So, Auckland went into - and more egregiously stayed in - level 3 and level 2 restrictions for 13 days for nothing.
Putting Auckland into a lockdown in a panic on a Saturday night is forgivable, to a point. But the more egregious crime was the Prime Minister's refusal to take Auckland out of lockdown as soon as it became obvious that the lockdown was a mistake.
And that was obvious within hours.
When the PM called the lockdown at 9pm on the Saturday night, the main motivation seemed to be that the new case (the gym-goer) had no known link to the existing outbreak. That decision is consistent with previous lockdown decisions, because there's no knowing how big that outbreak is if you don't know where it came from.

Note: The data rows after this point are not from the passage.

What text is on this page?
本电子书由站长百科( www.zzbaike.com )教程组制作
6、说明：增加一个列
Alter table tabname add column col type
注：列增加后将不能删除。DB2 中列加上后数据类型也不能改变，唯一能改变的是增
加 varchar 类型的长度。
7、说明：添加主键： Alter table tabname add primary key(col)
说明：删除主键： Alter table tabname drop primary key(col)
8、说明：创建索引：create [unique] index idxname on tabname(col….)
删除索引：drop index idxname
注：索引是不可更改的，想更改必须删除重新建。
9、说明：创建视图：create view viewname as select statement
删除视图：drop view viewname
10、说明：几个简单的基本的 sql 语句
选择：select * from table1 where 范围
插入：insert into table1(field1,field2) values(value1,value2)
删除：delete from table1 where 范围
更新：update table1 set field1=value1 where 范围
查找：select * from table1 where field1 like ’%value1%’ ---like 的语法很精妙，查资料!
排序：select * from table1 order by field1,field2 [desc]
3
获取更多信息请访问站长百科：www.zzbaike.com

But by the next morning, the genome sequencing had come in and it became obvious the gym-goer caught the Covid from his mum who caught it on a walk from the first family's mum. Which means there was no unknown outbreak.
At that point the real travesty happened, which was that the PM kept Auckland in lockdown unnecessarily. It is possible to argue that she should've - given her preference for an "abundance of caution" - waited another five days through the incubation period to see if the gym-goer had coughed and spluttered and infected any of his fellow exercisers. Fair enough, if you're happy to waste hundreds of millions of dollars in economic loss just to be sure. In which case, though, she should have judged after those five days the by-then-obvious truth that there was no outbreak and should've ripped Auckland out of lockdown. But no.
She could have put Auckland into a short level 2 to satisfy her need for an "abundance of caution" or, even better, put only South Auckland into level 2. That's the confident approach Premier Gladys Berejiklian has been using in New South Wales. They've had no statewide or city-wide lockdown this entire pandemic but only recorded 54 deaths for 8 million people. Berejiklian has shown it's not necessary to go to complete lockdowns.
It is close to unforgivable that Ardern and her Cabinet chose to squander $45 million dollars a day in economic losses, $200m a week in wage subsidies and force disruption to at least 159 outdoor or council-run events for either pigheadedness or politics. The suspicion is that the latter was the real motivation, because Ardern's Cabinet had already acted too erratically already by yo-yo-ing Auckland in and out of lockdowns.
Fair enough as far as optics goes. Opponents would almost certainly seize on the yo-yoing. Politically it was a smarter move to simply keep the city locked down to save face.
But God Almighty that face-saving has cost business owners dearly. Watching a bar owner cry on TV the Friday night Ardern refused to lift the lockdown despite six days of zero cases was heartbreaking.
Jacinda Ardern and her Cabinet owe Aucklanders a lot after this lockdown. There are people all over the city who have been forced to sacrifice too much to help Ardern attempt to keep up the perception that she made the right call.
She didn't. She made the wrong call. The only proof you need is that, from the moment Ardern put us into lockdown to the moment we came out, there were no new cases. We just wasted a lot of money on no outbreak.